Nitrazepam for periodic movements in sleep (sleep-related myoclonus).

In a follow-up study (mean, approximately six months), nitrazepam was helpful in suppressing periodic movements in sleep (sleep-related myoclonus) and improving disturbed sleep physiology and daytime symptoms of 13 patients (mean age - 53 yr).

Nitrazepam-induced cricopharyngeal dysphagia, abnormal esophageal peristalsis and associated bronchospasm: probable cause of nitrazepam-related sudden death.
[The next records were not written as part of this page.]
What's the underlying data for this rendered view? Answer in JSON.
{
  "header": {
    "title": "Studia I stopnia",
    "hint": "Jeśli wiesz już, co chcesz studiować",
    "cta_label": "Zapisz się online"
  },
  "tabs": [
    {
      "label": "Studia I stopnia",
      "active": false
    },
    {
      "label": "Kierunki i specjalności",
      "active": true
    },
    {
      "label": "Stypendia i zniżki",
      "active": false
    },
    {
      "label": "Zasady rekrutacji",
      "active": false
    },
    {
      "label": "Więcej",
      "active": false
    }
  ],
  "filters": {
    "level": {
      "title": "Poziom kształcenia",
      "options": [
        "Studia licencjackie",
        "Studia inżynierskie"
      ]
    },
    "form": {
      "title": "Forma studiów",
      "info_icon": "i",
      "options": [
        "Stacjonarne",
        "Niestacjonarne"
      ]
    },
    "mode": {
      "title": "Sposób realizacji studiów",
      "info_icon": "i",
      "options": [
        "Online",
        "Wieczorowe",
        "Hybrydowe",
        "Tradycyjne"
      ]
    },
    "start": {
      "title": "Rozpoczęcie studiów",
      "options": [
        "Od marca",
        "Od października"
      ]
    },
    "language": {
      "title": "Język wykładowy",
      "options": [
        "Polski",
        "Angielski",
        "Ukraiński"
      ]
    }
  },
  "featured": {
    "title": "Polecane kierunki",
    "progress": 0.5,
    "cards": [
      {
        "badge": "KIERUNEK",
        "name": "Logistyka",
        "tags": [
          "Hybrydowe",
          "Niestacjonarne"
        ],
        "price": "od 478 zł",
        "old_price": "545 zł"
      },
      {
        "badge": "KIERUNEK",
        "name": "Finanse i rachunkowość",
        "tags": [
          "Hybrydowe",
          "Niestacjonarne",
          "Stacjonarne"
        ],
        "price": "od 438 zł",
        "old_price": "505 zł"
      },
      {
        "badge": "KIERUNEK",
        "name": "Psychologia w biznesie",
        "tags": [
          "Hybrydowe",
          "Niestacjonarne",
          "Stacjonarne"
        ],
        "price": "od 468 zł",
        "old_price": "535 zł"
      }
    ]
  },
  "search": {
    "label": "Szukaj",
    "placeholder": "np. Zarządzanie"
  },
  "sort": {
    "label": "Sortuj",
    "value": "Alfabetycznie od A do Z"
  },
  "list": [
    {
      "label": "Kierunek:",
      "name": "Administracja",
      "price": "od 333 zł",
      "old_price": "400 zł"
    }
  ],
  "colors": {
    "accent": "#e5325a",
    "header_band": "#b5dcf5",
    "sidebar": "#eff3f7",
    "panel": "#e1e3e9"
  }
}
Nitrazepam was used in the treatment of resistant myoclonic epilepsy in 38 children. After the occurrence of nitrazepam-associated swallowing incoordination, high-peaked esophageal peristalsis and related bronchospasm in one patient, we initiated a prospective study of esophageal manometry using a station pull-through technique with a pediatric 4-channel continuous perfusing system. Three more patients were found to have delayed cricopharyngeal relaxation and high-peaked esophageal peristaltic waves. The initial patient developed severe respiratory distress and bronchospasm necessitating ventilatory support while on nitrazepam and improved dramatically with subsequent normal manometric study following nitrazepam discontinuation. Nitrazepam was reintroduced for its anticonvulsant and cognitive benefits and was tolerated at a reduced dosage. We postulate a central nervous system effect of nitrazepam promoting parasympathetic overactivity or vagotonia which can cause potentially fatal respiratory distress. Care must be exercised in nitrazepam use and esophageal manometry may be helpful in defining patients at greater risk for sudden death.